Au Québec, on commence à mieux connaître les saucissons secs, mais ils ne font pas partie de notre culture comme c’est le cas en France. L’éducation reste à faire, souligne Nathalie Joanette. Pour rester vivant, Fou du cochon et Scie a créé la gamme plus commerciale, Si Pousse, moins complexe, mais vendue à prix plus bas et confectionnée avec la parure du cochon, contrairement aux Grelots et bâtons qui sont sans nitrite, biologiques et qui utilisent uniquement les parties nobles.

Fou du cochon a commencé en fabriquant des produits biologiques. À l’époque, le bio n’étant pas ce qu’il est devenu, l’entreprise aurait dû fermer ses portes si elle avait poursuivi sur cette voie, indique sa cofondatrice, aujourd’hui à la tête de l’entreprise.

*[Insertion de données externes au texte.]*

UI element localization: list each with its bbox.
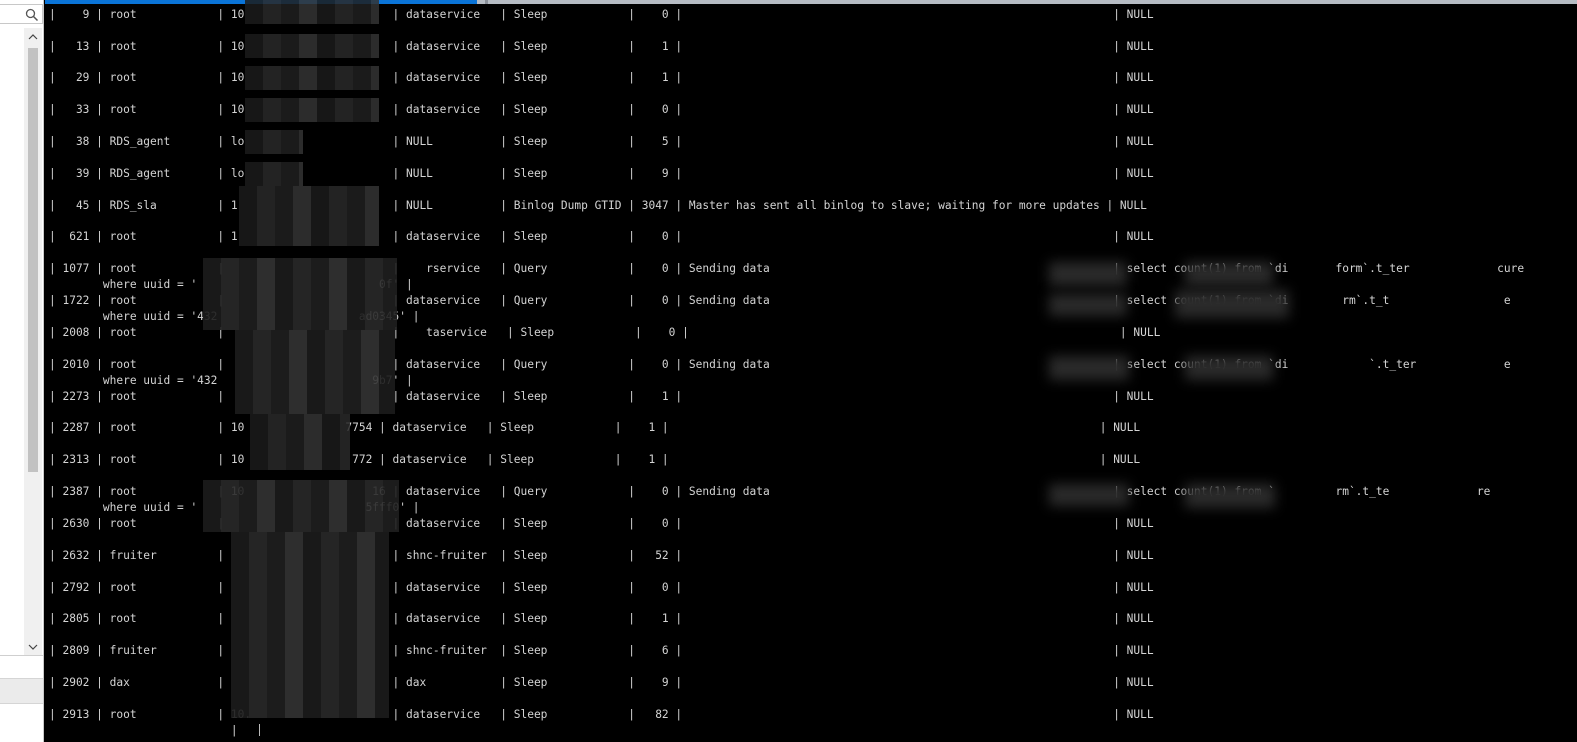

Le marché est maintenant prêt pour autre chose. La gamme Si Pousse, qui compte un seul saucisson bio, s’apprête à prendre un virage complet dans le bio dès le printemps prochain.

« Pour moi, l’éthique, c’est vraiment important. J’ai passé un grand moment à me questionner sur l’implication environnementale de la viande », précise l’artisane-charcutière, qui se dit flexitarienne.

Après des mois de tergiversations, elle a fini par trancher. « Je me suis dit : Fou du cochon met tout de même sur le marché un produit avec des normes éthiques élevées, des cochons qui sont bien traités et qui vont dehors. Si je ne le fais pas, cette offre de qualité n’existera plus. » Les amateurs de saucissons secs du Québec peuvent respirer : la reine du saucisson sec a fait la paix avec sa conscience et son métier, et n’entend plus s’arrêter.